Inclusion Criteria:
1. Meets clinical criteria for leukapheresis or has a leukapheresis product previously collected and stored per recommended guidelines.
2. Provision of signed and dated consent form from parent or guardian (patients \<18), the patient themselves (\>18), or legally authorized representative (patient \>18 who lack decision-making capacity); Pediatric patients will be included in age-appropriate discussions and assent will be obtained for those \> 7 years of age, when appropriate, according to institutional standards.
3. Willingness to participate in long term follow up study.
4. Stated willingness to comply with all study procedures and be available for the duration of the study.
5. Males OR non-pregnant, non-breastfeeding females.
o Patients of child-bearing potential or capable of fathering a child must agree to use highly effective contraception from the time of initial CAR T cell administration though 12 months following the final administration of investigational product.
6. Aged 31 days to 30 years (inclusive) at time of consent and enrollment.

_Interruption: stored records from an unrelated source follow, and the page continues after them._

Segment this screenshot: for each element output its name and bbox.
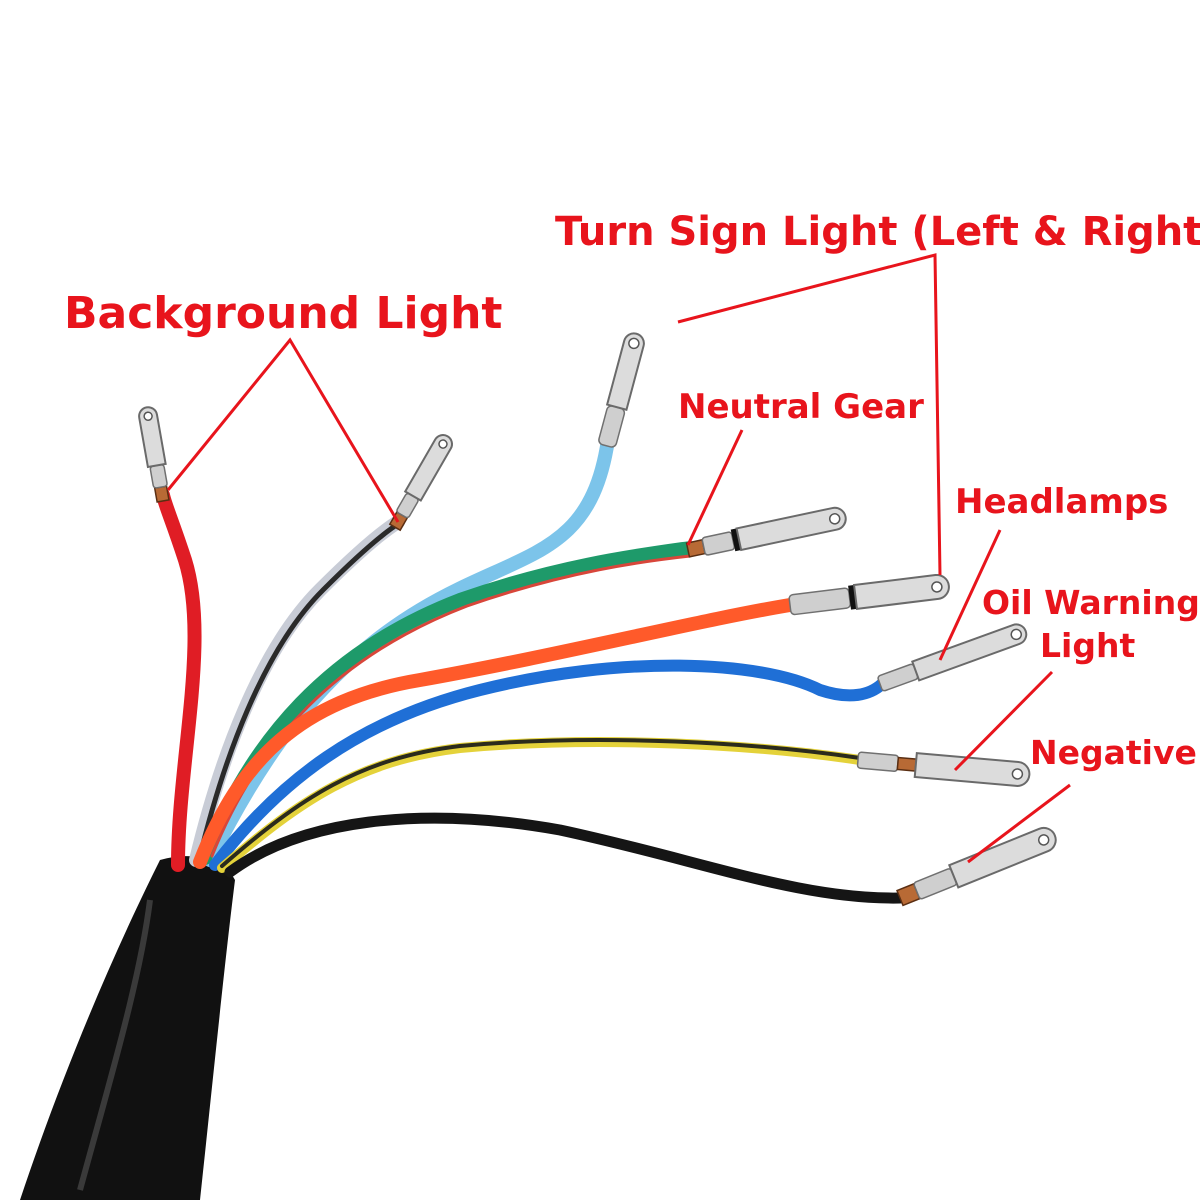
wire-yellow-black-stripe <box>220 738 862 868</box>
terminal-red <box>138 406 170 503</box>
label-negative: Negative <box>1030 733 1197 772</box>
labels: Background Light Turn Sign Light (Left &… <box>64 209 1200 772</box>
terminal-light-blue <box>598 332 645 448</box>
leader-headlamps <box>938 529 1002 661</box>
leader-background-light <box>166 337 400 523</box>
leader-oil-warning <box>953 670 1054 772</box>
label-oil-warning-line2: Light <box>1040 626 1135 665</box>
wire-blue <box>209 659 888 871</box>
wire-grey-black-stripe <box>196 519 404 863</box>
wire-red <box>156 488 202 872</box>
label-headlamps: Headlamps <box>955 482 1168 522</box>
label-neutral-gear: Neutral Gear <box>678 387 924 427</box>
harness-highlight <box>77 899 153 1191</box>
wires <box>156 433 906 904</box>
leader-lines <box>166 253 1071 864</box>
terminal-orange <box>788 574 950 616</box>
terminals <box>138 332 1057 907</box>
leader-negative <box>967 783 1071 864</box>
terminal-green <box>685 506 847 558</box>
harness-sheath <box>20 856 235 1200</box>
label-background-light: Background Light <box>64 288 502 339</box>
terminal-yellow-black <box>856 751 1031 787</box>
leader-neutral-gear <box>686 429 744 546</box>
wire-orange <box>193 598 797 869</box>
label-turn-sign-light: Turn Sign Light (Left & Right) <box>555 209 1200 255</box>
label-oil-warning-line1: Oil Warning <box>982 583 1200 622</box>
wire-black <box>224 812 906 904</box>
terminal-blue <box>877 623 1028 692</box>
terminal-black <box>896 826 1057 907</box>
leader-turn-sign-light <box>677 253 942 576</box>
terminal-grey-black <box>388 434 453 532</box>
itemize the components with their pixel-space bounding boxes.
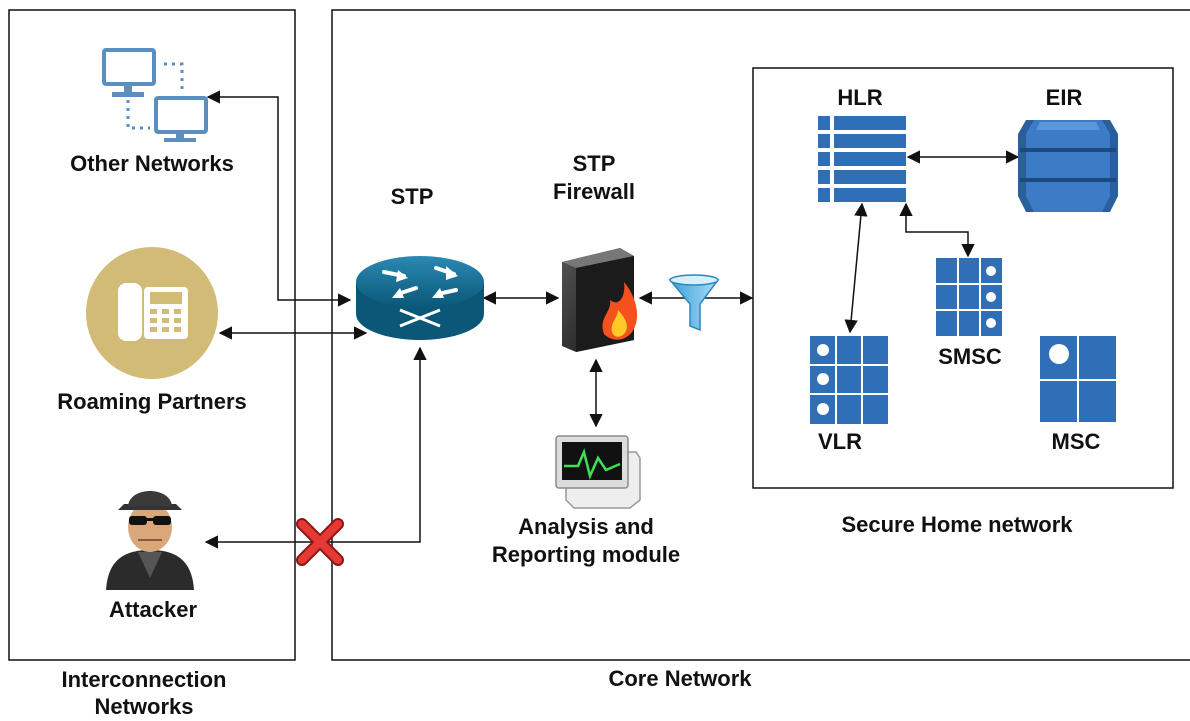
- red-x-icon: [296, 518, 344, 566]
- other-networks-label: Other Networks: [70, 151, 234, 176]
- vlr-server-icon: [810, 336, 888, 424]
- link-other-networks-stp: [206, 90, 352, 307]
- smsc-server-icon: [936, 258, 1002, 336]
- smsc-label: SMSC: [938, 344, 1002, 369]
- network-monitors-icon: [102, 48, 208, 142]
- vlr-label: VLR: [818, 429, 862, 454]
- telephone-icon: [86, 247, 218, 379]
- msc-server-icon: [1040, 336, 1116, 422]
- eir-database-icon: [1018, 120, 1118, 212]
- secure-home-network-label: Secure Home network: [841, 512, 1073, 537]
- router-icon: [356, 256, 484, 340]
- link-attacker-stp: [204, 346, 427, 549]
- hlr-server-icon: [818, 116, 906, 202]
- hlr-label: HLR: [837, 85, 883, 110]
- link-hlr-smsc: [899, 202, 975, 258]
- attacker-label: Attacker: [108, 597, 198, 622]
- firewall-icon: [562, 248, 638, 352]
- spy-icon: [106, 491, 194, 590]
- analysis-reporting-label: Analysis and Reporting module: [491, 514, 681, 567]
- stp-label: STP: [390, 184, 434, 209]
- msc-label: MSC: [1051, 429, 1101, 454]
- monitor-report-icon: [555, 435, 641, 509]
- roaming-partners-label: Roaming Partners: [57, 389, 247, 414]
- interconnection-networks-label: Interconnection Networks: [61, 667, 227, 719]
- core-network-label: Core Network: [608, 666, 752, 691]
- eir-label: EIR: [1045, 85, 1083, 110]
- funnel-icon: [668, 274, 720, 332]
- stp-firewall-label: STP Firewall: [553, 151, 635, 204]
- secure-home-network-zone: [752, 67, 1174, 489]
- link-hlr-vlr: [844, 202, 868, 334]
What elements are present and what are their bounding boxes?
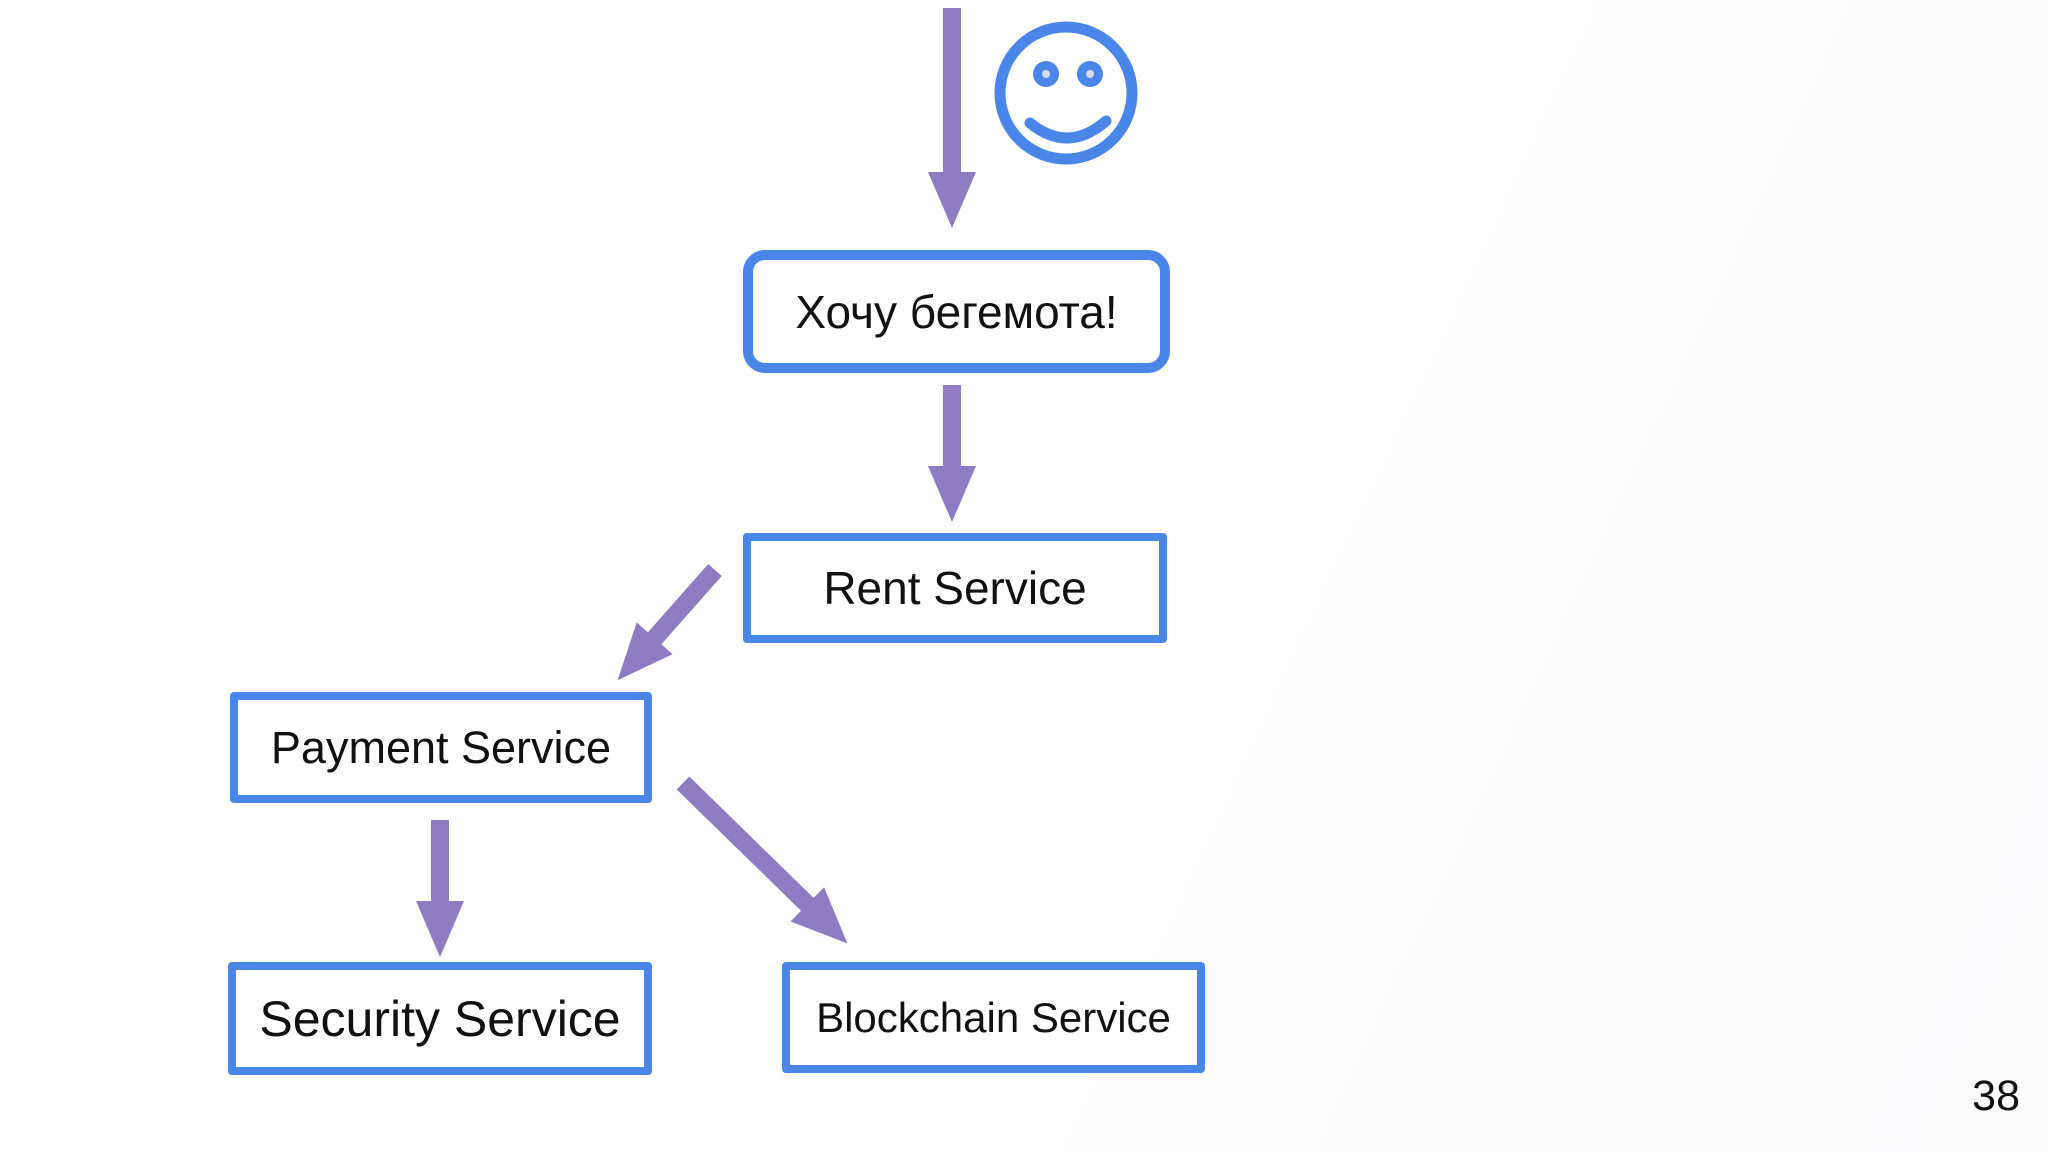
arrow-rent-to-payment [617, 564, 722, 681]
smiley-face-icon [994, 21, 1138, 165]
node-payment-service-label: Payment Service [270, 721, 612, 773]
node-blockchain-service: Blockchain Service [782, 962, 1205, 1073]
node-rent-service: Rent Service [743, 533, 1167, 643]
arrow-payment-to-blockchain [676, 776, 848, 944]
node-security-service: Security Service [228, 962, 652, 1075]
node-user-request: Хочу бегемота! [743, 250, 1170, 373]
node-payment-service: Payment Service [230, 692, 652, 803]
node-rent-service-label: Rent Service [823, 562, 1087, 614]
node-security-service-label: Security Service [259, 990, 621, 1047]
node-user-request-label: Хочу бегемота! [795, 285, 1118, 338]
node-blockchain-service-label: Blockchain Service [816, 993, 1171, 1041]
page-number: 38 [1972, 1072, 2020, 1120]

7. Acute Lymphoblastic Leukemia (ALL) OR Non-Hodgkin Lymphoma (NHL) of B-cell origin that:
o Has confirmed expression of CD19 by flow cytometry, immunohistochemistry (IHC), or both.
Cohort One Criteria:
* Meets any one of the following conditions:
* Relapsed two or more times
* Relapsed at any time after allogeneic BMT
* Refractory to standard therapy as determined by the treating physician
* Meets criteria for BMT but is ineligible as determined by the treating physician
* Patient and/or parents declining BMT options and would prefer CAR-T Therapy.
* Non-Hodgkin Lymphoma includes all of the following:
* Diffuse large B-cell lymphoma (DLBCL)
* Burkitt Lymphoma
* Intermediate lymphoma between Burkitt and DLBCL
* Primary Mediastinal B-cell Lymphoma (PMBL)
* Follicular lymphoma
* High grade B cell lymphoma
* Transformed lymphoma
Cohort Two Criteria:
* B-ALL in first relapse with any one of the following conditions:
* High-risk genomic alterations at initial diagnosis such as KMT2A gene rearrangement, t(17;19), hypodiploidy, Ph-like mutations, BCR-ABL1 fusion (Ph+ ALL), iAMP21, and TP53 inactivating mutation/deletion.
* Isolated CNS relapse such that cranial radiation would be indicated as a component of standard salvage therapy.
* Down syndrome.
* Minimal residual disease (MRD) positivity of \> 0.01% by FACS or \> 0 clonal sequences by NGS in bone marrow post re-induction chemotherapy.
* Age 18 years or older. OR
* Newly diagnosed with persistent MRD ≥ 0.01% by flow cytometry in bone marrow at end of consolidation.
8. Performance score (Lansky or Karnofsky) of 50% or better;
9. Unable to or declined to receive commercially available CD19 CAR-T Therapy.
Exclusion Criteria:
1. Evidence of rapidly progressive disease without adequate salvage/bridging regimens as determined by the investigator.
2. Active Graft-versus-Host Disease (GvHD).
3. Active, uncontrolled, life-threatening infection that at the determination of the treating physician would preclude safe leukapheresis or tolerance of LD chemotherapy, cell infusion, or cytokine release syndrome.
4. Evidence of severe organ dysfunction as defined by:
* Myocardial dysfunction: Ejection fraction ≤ 40% or shortening fraction ≤ 28%, evidence of physiologically significant pericardial effusion as determined by an echocardiogram (ECHO), and clinically significant electrocardiogram (ECG) findings.
* Baseline oxygen saturation of ≤ 90% on room air
* Transaminases \> 10x upper limit of normal (ULN) or bilirubin \>2x the ULN, unless thought to be related to primary disease
* Estimated Cr clearance \<60 mL/min/1.73 m2 (if nuclear medicine GFR or other more specific testing exceeds this level than it can supersede the estimated clearance)
5. Post-pubertal females that are pregnant, planning to become pregnant, or unwilling to use birth control (includes abstinence) for the study duration.
6. Known HIV infection, or active Hepatitis B or active Hepatitis C infection.
7. Prior gene therapy, including prior CAR-T cell.